How to protect against inhalation

The best way to secure a network against sniffing is to use encryption. While this will not prevent the trackers from working, it will ensure that the data collected by the trackers cannot be interpreted. Also, in a switched network, ARP spoofing is likely to be used for sniffing purposes. The machine on which the hacker will most likely spoof ARP is the default gateway. To prevent this from happening, it is suggested that the gateway’s MAC address be permanently added to each host’s ARP cache.

Additional suggestions include:

· Use SSH instead of telnet.

· Use HTTPS instead of HTTP (if the site supports it).

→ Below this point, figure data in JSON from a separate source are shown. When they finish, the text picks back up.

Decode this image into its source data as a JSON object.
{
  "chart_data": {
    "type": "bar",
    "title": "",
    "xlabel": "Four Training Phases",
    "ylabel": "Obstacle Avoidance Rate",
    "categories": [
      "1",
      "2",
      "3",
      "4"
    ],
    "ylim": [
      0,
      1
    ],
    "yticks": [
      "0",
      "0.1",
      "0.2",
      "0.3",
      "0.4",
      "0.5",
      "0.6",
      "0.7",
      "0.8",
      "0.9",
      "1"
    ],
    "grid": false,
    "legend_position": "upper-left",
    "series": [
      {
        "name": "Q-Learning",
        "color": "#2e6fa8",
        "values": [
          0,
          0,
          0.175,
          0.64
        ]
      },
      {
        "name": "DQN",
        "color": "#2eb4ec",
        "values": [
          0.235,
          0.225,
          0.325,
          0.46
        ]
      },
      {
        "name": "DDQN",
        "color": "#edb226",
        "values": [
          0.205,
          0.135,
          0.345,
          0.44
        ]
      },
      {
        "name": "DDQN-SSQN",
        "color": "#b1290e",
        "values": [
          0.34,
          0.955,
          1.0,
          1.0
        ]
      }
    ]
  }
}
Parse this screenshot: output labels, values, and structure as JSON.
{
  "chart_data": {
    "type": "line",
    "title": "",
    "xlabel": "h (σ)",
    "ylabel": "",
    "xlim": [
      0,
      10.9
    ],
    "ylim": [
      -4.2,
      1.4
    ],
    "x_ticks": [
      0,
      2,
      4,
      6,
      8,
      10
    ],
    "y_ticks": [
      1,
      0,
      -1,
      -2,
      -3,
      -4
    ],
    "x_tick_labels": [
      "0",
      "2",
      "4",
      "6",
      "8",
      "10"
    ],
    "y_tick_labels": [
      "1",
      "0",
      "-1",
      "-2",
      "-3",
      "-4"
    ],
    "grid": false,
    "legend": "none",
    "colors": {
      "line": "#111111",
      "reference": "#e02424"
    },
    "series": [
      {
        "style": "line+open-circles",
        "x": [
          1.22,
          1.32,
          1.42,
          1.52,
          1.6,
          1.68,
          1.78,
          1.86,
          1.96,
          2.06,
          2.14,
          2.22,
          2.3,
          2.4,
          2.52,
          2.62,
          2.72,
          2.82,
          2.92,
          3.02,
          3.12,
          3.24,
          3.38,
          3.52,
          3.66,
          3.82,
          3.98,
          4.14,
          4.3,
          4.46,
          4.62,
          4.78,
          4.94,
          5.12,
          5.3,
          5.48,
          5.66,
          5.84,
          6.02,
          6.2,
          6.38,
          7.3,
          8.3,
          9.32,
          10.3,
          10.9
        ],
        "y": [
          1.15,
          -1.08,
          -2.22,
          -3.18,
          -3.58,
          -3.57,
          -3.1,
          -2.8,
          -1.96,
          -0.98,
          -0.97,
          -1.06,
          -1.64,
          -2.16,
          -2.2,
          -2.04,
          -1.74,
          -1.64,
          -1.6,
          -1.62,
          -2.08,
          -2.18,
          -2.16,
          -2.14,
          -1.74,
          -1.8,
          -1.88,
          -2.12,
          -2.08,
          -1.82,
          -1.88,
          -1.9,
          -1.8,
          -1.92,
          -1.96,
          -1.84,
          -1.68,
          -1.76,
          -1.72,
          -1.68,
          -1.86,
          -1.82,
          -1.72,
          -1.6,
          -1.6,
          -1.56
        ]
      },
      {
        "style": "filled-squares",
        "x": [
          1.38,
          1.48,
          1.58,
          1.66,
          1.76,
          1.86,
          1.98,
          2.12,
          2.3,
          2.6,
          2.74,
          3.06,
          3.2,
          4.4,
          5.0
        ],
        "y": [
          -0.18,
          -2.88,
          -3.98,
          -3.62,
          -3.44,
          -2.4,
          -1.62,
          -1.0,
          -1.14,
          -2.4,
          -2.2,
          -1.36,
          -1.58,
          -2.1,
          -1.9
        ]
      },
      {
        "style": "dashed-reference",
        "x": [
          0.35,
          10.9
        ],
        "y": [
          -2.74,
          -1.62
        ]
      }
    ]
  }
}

· If you’re concerned about email privacy, try a service like Hushmail (www.hushmail.com), which uses SSL to ensure data isn’t read in transit. Additionally, Pretty Good Privacy (www.gnupg.org) can be used to encrypt and sign emails to prevent others from reading them.

· Use a sniff detector. For example, the software package PromiScan It is considered the standard crawl node detection tool and is recommended by the SANS (SysAdmin, Audit, Network, Security) institute. It is an application package used to remotely monitor computers on local networks to locate network interfaces that are operating in a promiscuous mode.